Tartarus shook and Hades quaked with fear,
When in the chthonic depths did appear
The might of Zeus. It terrified those who
With Kronos Zeus in battle did subdue.
Zeus hurled his bolts and burned each snaky head,
And earthquakes heaved wherever he did tread.
He seized a whip and lashed him like a slave,
Then threw him down deformed into his grave.
A fire leapt out from Typhon when the blow
Of Zeus his soul sent to the shades below;
The fire of Typhon struck a mountainside,
And down its side did melted iron slide;
Like Vulcan’s forge a smoke blackened the air,
But Zeus was untouched, unharmed by this affair.
Zeus hurled him to Tartarus in a rage,
And only then his great wrath did assuage.
From Typhon also come winds of fearsome rains,
And dreadful gusts that bring to sailors pains:
The gentle winds the gods send as a gift,
But the evil winds blow great ships adrift;
In violent bursts they scatter and they kill,
And glut the sea until it’s had its fill.

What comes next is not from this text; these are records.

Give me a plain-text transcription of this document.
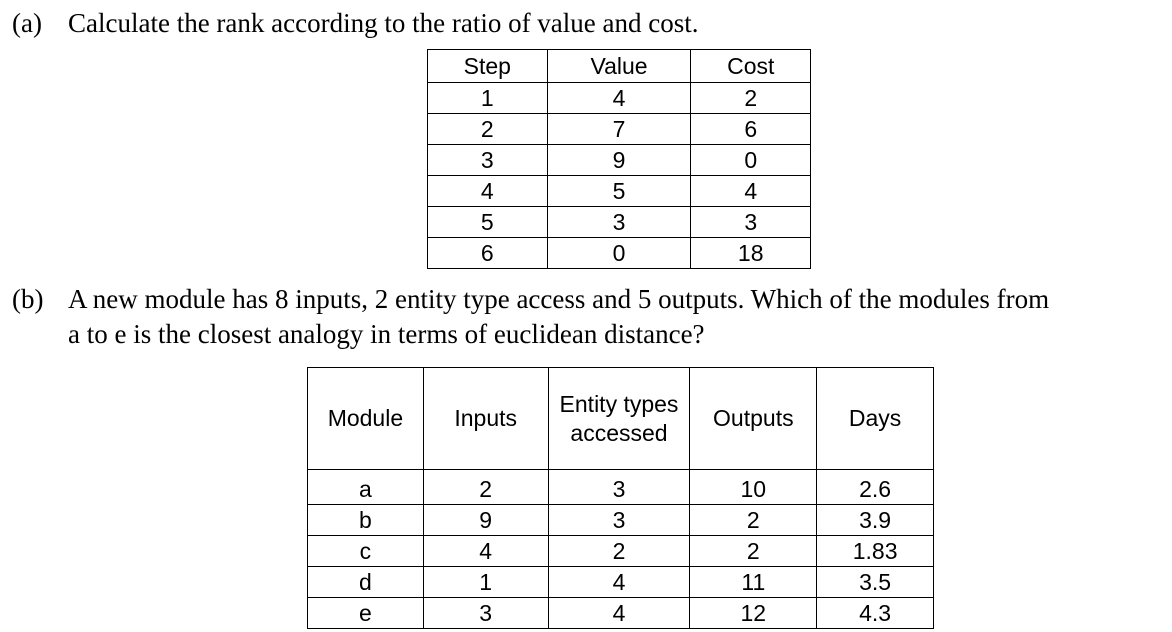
(a) Calculate the rank according to the ratio of value and cost.
Step	Value	Cost
1	4	2
2	7	6
3	9	0
4	5	4
5	3	3
6	0	18
(b) A new module has 8 inputs, 2 entity type access and 5 outputs. Which of the modules from
a to e is the closest analogy in terms of euclidean distance?
Module	Inputs	Entity types accessed	Outputs	Days
a	2	3	10	2.6
b	9	3	2	3.9
c	4	2	2	1.83
d	1	4	11	3.5
e	3	4	12	4.3
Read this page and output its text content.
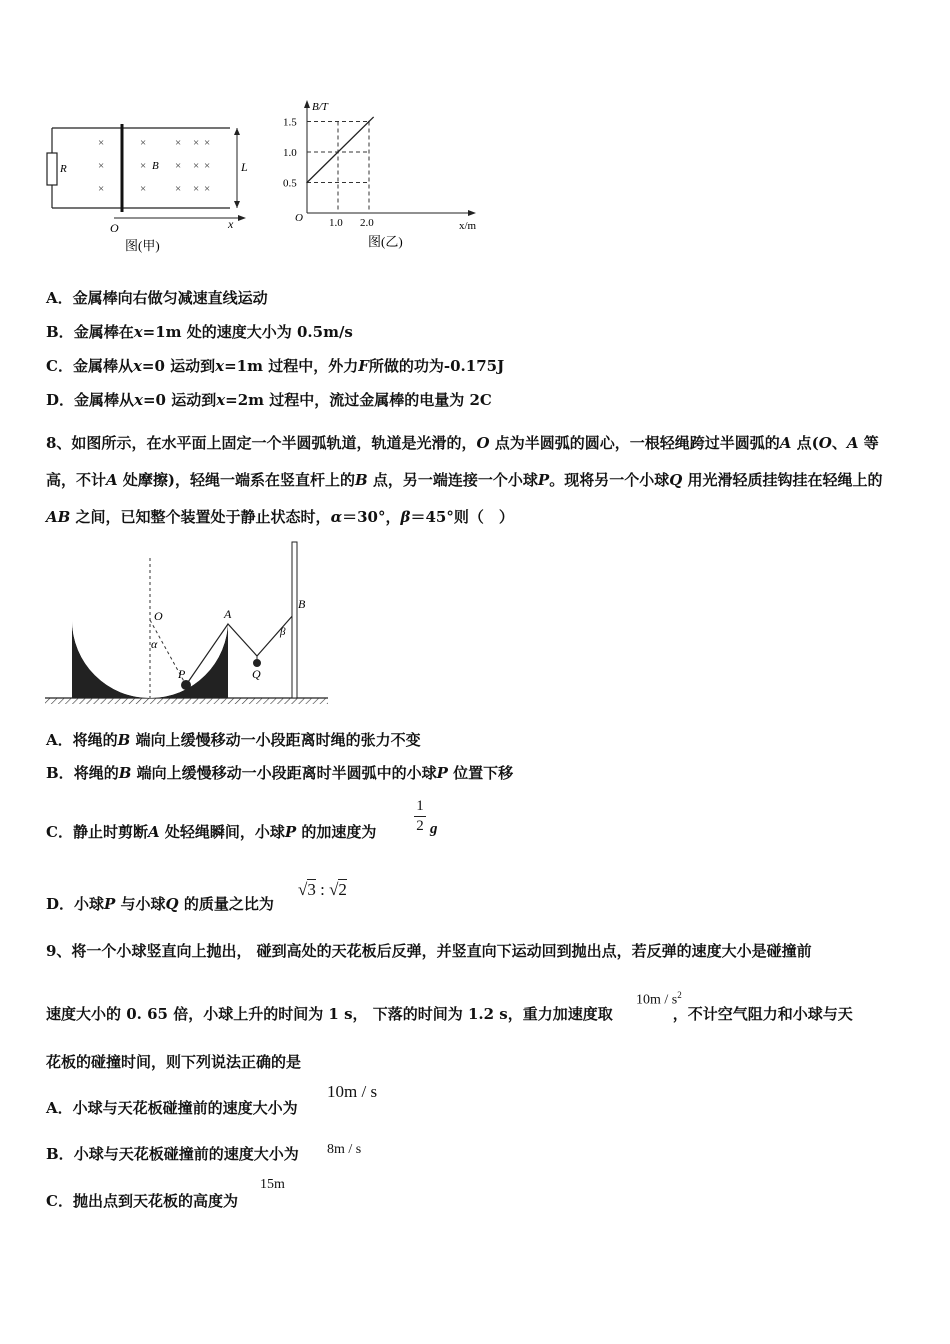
R
×
×
×
×
×
×
×
×
×
×
×
×
×
×
×
B	L
O	x
图(甲)
B/T
x/m
O
1.5
1.0
0.5
1.0 2.0
图(乙)
A．金属棒向右做匀减速直线运动
B．金属棒在x=1m 处的速度大小为 0.5m/s
C．金属棒从x=0 运动到x=1m 过程中，外力F所做的功为-0.175J
D．金属棒从x=0 运动到x=2m 过程中，流过金属棒的电量为 2C
8、如图所示，在水平面上固定一个半圆弧轨道，轨道是光滑的，O 点为半圆弧的圆心，一根轻绳跨过半圆弧的A 点(O、A 等高，不计A 处摩擦)，轻绳一端系在竖直杆上的B 点，另一端连接一个小球P。现将另一个小球Q 用光滑轻质挂钩挂在轻绳上的AB 之间，已知整个装置处于静止状态时，α＝30°，β＝45°则（　）
O
α
A
P	Q
B
β
A．将绳的B 端向上缓慢移动一小段距离时绳的张力不变
B．将绳的B 端向上缓慢移动一小段距离时半圆弧中的小球P 位置下移
C．静止时剪断A 处轻绳瞬间，小球P 的加速度为
1
2 g
D．小球P 与小球Q 的质量之比为
√3 : √2
9、将一个小球竖直向上抛出， 碰到高处的天花板后反弹，并竖直向下运动回到抛出点，若反弹的速度大小是碰撞前
速度大小的 0. 65 倍，小球上升的时间为 1 s， 下落的时间为 1.2 s，重力加速度取	，不计空气阻力和小球与天
$10m / s^2$
花板的碰撞时间，则下列说法正确的是
A．小球与天花板碰撞前的速度大小为
10m / s
B．小球与天花板碰撞前的速度大小为 8m / s
C．抛出点到天花板的高度为
15m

Helpless are the men who meet these winds at sea:
As one they fall to dread calamity.
And if by chance the sea these winds forsake,
And instead a path o’er the Earth do take,
They kick up dust and leave men’s fields a waste,
Ruining the crops that with care they placed.
If likewise from the mouths of men a blast
Of evil words should issue, let them be cast
From out the land, like Typhon was by Zeus,
Lest to better men they bring foul abuse;
For Typhon being thrown down was destroyed,
And gods, and men, and Earth were overjoyed;
In heaven too was joy and gladness spread
When at the hands of Zeus Typhon was dead.